Above: Diatom Sampler Pack from Conneticut River. Credit: Dr Sally Warring

Researchers at the Earlham Institute are investigating these diverse and understudied organisms as part of the Darwin Tree of Life Project, working to establish a new way of sorting and documenting protists from environmental samples. 

Out of the 60,000 species that are being sequenced as part of DTOL, there are only around 500 described protist species on that list. Yet there are thousands of undescribed protist species in the UK, which means this project is both sequencing those described species as well as discovering new ones.

As part of DToL, we are developing a high-throughput wet-lab and bioinformatics pipeline to sequence, assemble, and annotate the genomes of single-celled protists. By combining the latest cutting edge techniques in single-cell genomics and transcriptomics with novel metagenomics methods, we skip the problem of culturing - allowing us to generate high-quality annotated genomes from single cells and discover new species in the process.
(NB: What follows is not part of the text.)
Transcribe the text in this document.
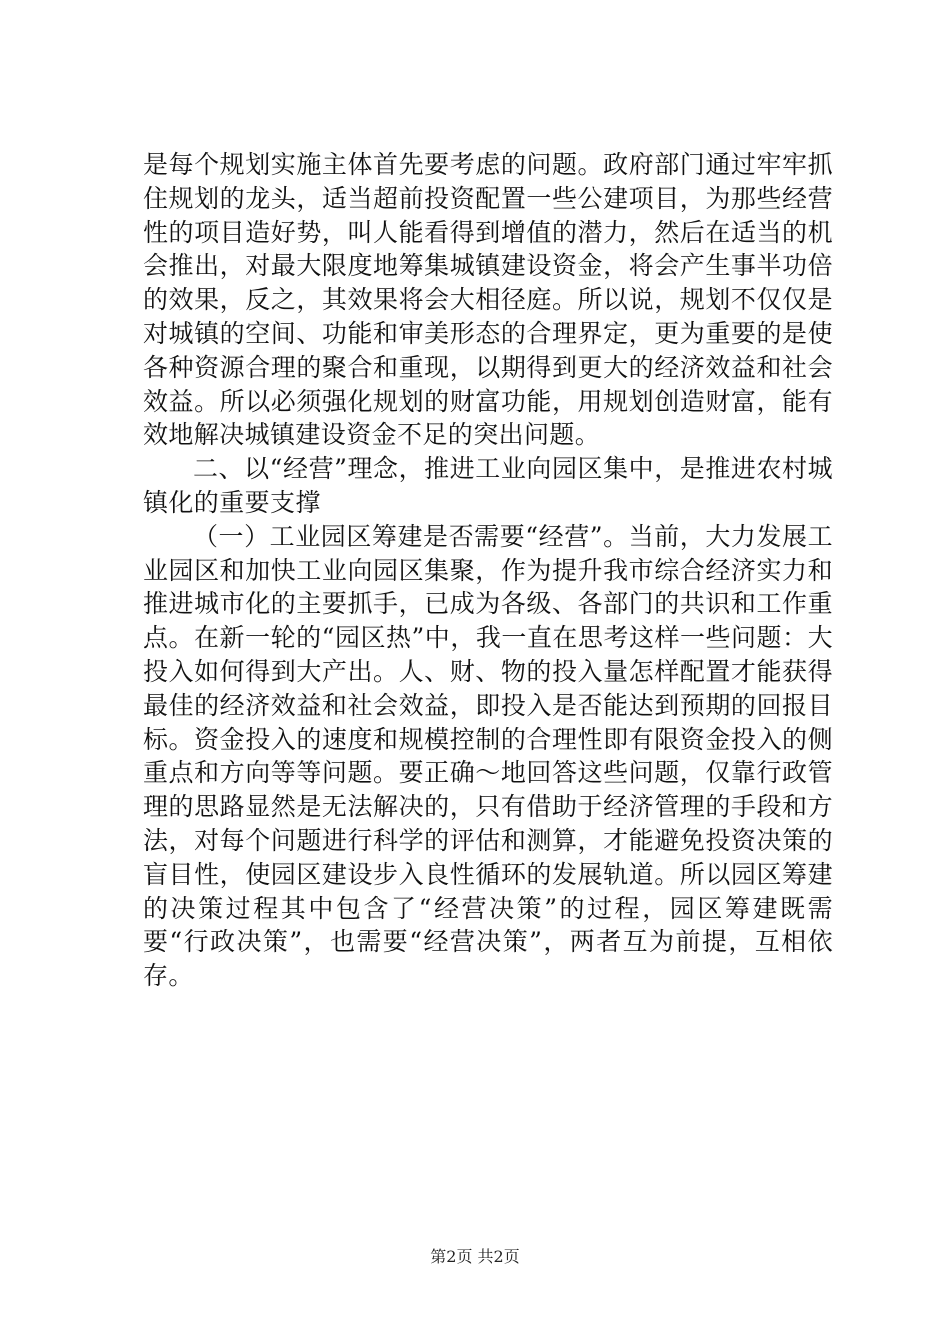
是每个规划实施主体首先要考虑的问题。政府部门通过牢牢抓住规划的龙头，适当超前投资配置一些公建项目，为那些经营性的项目造好势，叫人能看得到增值的潜力，然后在适当的机会推出，对最大限度地筹集城镇建设资金，将会产生事半功倍的效果，反之，其效果将会大相径庭。所以说，规划不仅仅是对城镇的空间、功能和审美形态的合理界定，更为重要的是使各种资源合理的聚合和重现，以期得到更大的经济效益和社会效益。所以必须强化规划的财富功能，用规划创造财富，能有效地解决城镇建设资金不足的突出问题。

二、以“经营”理念，推进工业向园区集中，是推进农村城镇化的重要支撑

（一）工业园区筹建是否需要“经营”。当前，大力发展工业园区和加快工业向园区集聚，作为提升我市综合经济实力和推进城市化的主要抓手，已成为各级、各部门的共识和工作重点。在新一轮的“园区热”中，我一直在思考这样一些问题：大投入如何得到大产出。人、财、物的投入量怎样配置才能获得最佳的经济效益和社会效益，即投入是否能达到预期的回报目标。资金投入的速度和规模控制的合理性即有限资金投入的侧重点和方向等等问题。要正确～地回答这些问题，仅靠行政管理的思路显然是无法解决的，只有借助于经济管理的手段和方法，对每个问题进行科学的评估和测算，才能避免投资决策的盲目性，使园区建设步入良性循环的发展轨道。所以园区筹建的决策过程其中包含了“经营决策”的过程，园区筹建既需要“行政决策”，也需要“经营决策”，两者互为前提，互相依存。

第2页 共2页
This work is only possible due to the Institute’s unique and cutting-edge pipeline for the analysis of single cells.

3. Barcoding the Broads

A public engagement project that enables schools and nature groups to document and understand the biodiversity on their doorstep. Using a tried and tested DNA barcoding method developed at the Cold Spring Harbour DNA Learning Centre, New York, this project will help to foster an appreciation of the importance of genomics research in recording, understanding, protecting, and ultimately benefiting from biodiversity.
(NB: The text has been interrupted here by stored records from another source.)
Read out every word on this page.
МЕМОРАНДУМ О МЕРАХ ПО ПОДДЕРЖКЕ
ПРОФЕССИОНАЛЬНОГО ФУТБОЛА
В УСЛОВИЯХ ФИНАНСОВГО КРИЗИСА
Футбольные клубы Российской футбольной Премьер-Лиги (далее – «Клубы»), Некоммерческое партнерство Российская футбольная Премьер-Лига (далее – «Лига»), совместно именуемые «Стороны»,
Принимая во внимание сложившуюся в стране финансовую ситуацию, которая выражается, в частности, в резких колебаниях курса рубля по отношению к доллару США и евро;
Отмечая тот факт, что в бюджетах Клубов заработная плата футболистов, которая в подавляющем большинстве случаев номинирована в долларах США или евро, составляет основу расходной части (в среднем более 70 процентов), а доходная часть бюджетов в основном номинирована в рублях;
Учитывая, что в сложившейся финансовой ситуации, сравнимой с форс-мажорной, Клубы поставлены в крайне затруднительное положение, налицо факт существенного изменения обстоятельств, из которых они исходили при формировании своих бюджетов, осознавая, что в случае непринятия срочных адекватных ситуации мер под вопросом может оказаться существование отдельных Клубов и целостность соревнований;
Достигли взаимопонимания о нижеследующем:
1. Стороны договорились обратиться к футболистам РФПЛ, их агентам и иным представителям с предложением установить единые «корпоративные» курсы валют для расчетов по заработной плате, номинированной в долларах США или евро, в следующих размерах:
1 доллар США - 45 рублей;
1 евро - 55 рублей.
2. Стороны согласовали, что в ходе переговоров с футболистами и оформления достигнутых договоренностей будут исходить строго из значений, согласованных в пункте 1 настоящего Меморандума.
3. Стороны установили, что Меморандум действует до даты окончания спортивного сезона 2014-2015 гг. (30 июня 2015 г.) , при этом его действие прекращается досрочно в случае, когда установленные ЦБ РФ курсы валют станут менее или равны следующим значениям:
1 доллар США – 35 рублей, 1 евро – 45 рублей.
Collaborative OPen Omics (COPO)

COPO is a portal for plant scientists to describe, store and retrieve data more easily. Data description is critical to increase the value of the data itself, allowing scientists (and online search tools) to better understand its relevance.


The Wellcome Sanger Institute serves as the genomics hub in the UK, and alongside Earlham Institute, will collaborate with the Natural History Museum in London, Royal Botanic Gardens - Kew, University of Edinburgh, EMBL-EBI, University of Cambridge, Royal Botanic Gardens -  Edinburgh, Wytham Woods, University of Oxford, and the Marine Biological Association, in sample collection, DNA sequencing, assembling and annotating genomes and storing the data.

Find out more.

Impact statement.

Within the genomes of the animals, plants, fungi, and protists of the United Kingdom are untold and untapped solutions to many of our greatest global challenges. We need to protect, understand, and learn how to benefit from biodiversity before it’s wiped out forever. At the Earlham Institute, we are using our expertise in genomics, bioinformatics, and data science to help make the global moonshot of sequencing the DNA of every single eukaryote on Earth a reality.